Namibia explores opportunities in Brazil

Lucia Iipumbu

The Southern Common Market, known as the Mercosur partnership, offers an opportunity for Namibia to access the vast markets of South America, particularly Brazil.

With its dynamic economy, rich cultural heritage and growing middle class, Brazil offers a plethora of opportunities for Namibian businesses to explore and expand their footprint.

This was said by industrialisation and trade minister Lucia Iipumbu when she met a visiting 10-member delegation from Brazil in Windhoek on Monday.

The initiative aims to strengthen the bond of cooperation and explore mutual beneficial opportunities between Namibia and Brazil.

The Southern Common Market is a South American trade bloc comprising Argentina, Brazil, Paraguay and Uruguay, with the purpose of promoting free trade and the fluid movement of goods, people and currency.

“Moreover, through Mercosur, Namibia remains a gateway for Brazilian businesses to access the Southern African Development Community (SADC) market and the vast African market through the Africa Continental Free Trade Area (AfCFTA). The SADC region especially, with its fast-growing consumer base and burgeoning infrastructure development, offers immense potential for Brazilian investors seeking new avenues for growth,” said Iipumbu.

According to ministry spokesperson Elijah Mukubonda, as part of enhancing bilateral trade, trade-related and investment matters, the delegation from Brazil engaged Iipumbu to explore investment and trade opportunities in Namibia.

“The strategic visit (bilateral engagement) is expected to yield tangible results for mutual benefit on trade relations and meaningful partnerships to drive economic prosperity, as well as necessary decisions for implementation for both nations,” said Mukubonda.

Iipumbu said Namibia has a stable political environment, robust legal framework and is strategically located to offer a conducive environment for investment.

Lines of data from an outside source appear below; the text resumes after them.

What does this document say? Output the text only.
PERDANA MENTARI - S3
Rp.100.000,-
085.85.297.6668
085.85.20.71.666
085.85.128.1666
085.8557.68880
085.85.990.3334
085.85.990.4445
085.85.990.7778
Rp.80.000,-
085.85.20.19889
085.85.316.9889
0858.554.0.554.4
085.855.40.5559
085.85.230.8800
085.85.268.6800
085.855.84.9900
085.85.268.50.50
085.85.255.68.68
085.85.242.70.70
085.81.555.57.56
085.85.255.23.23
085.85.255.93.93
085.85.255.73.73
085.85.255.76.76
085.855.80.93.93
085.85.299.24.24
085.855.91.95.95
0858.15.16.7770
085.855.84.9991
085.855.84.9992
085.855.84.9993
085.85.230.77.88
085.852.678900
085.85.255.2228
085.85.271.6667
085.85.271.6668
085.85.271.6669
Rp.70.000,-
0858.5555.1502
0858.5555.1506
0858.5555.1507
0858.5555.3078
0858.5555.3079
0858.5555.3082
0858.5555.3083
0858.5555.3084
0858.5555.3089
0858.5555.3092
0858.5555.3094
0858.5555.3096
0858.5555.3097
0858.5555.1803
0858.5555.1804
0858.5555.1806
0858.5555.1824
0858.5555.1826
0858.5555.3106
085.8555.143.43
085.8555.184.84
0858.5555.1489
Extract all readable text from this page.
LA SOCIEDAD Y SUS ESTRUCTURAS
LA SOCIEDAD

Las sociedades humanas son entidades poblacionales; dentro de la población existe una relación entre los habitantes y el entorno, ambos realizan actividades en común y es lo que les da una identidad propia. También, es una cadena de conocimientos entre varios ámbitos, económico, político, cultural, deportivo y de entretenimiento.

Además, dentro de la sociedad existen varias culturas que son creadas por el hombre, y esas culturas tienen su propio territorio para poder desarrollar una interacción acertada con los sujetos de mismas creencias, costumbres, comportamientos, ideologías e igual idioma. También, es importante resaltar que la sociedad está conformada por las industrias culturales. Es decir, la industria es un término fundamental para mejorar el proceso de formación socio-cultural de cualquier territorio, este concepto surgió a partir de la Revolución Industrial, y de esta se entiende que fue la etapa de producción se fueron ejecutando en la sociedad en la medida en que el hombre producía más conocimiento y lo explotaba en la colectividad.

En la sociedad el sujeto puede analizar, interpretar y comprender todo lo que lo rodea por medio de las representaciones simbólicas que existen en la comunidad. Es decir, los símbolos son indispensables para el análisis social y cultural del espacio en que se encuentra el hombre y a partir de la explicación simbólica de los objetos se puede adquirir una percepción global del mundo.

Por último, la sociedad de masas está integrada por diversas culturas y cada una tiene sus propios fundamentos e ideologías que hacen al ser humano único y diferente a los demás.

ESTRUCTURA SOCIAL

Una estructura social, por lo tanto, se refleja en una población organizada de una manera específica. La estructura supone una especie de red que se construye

“With an abundance and variety of natural resources in key sectors such as minerals, agriculture, fisheries and renewable energy sources, and our prospective emerging oil and gas sub-sectors, Namibia is positioned to harness value addition to its natural resources to derive mutual maximum benefits,” said Iipumbu.

She added that the ministry is committed to ensuring that the country’s policy and legislative framework is favourable for both local and international investors.

“Among key legislative reforms in the works is our Special Economic Zone law, which we are at an advanced stage to promulgate. This law provides for both fiscal and non-fiscal incentives aimed at attracting much needed investments in our economy.

“MIT is further finalising the review of our investment promotion law, which is expected to be tabled this year. This is key as it provides for the promotion and facilitation of foreign and Namibian investment to enhance sustainable economic development,” Iipumbu said.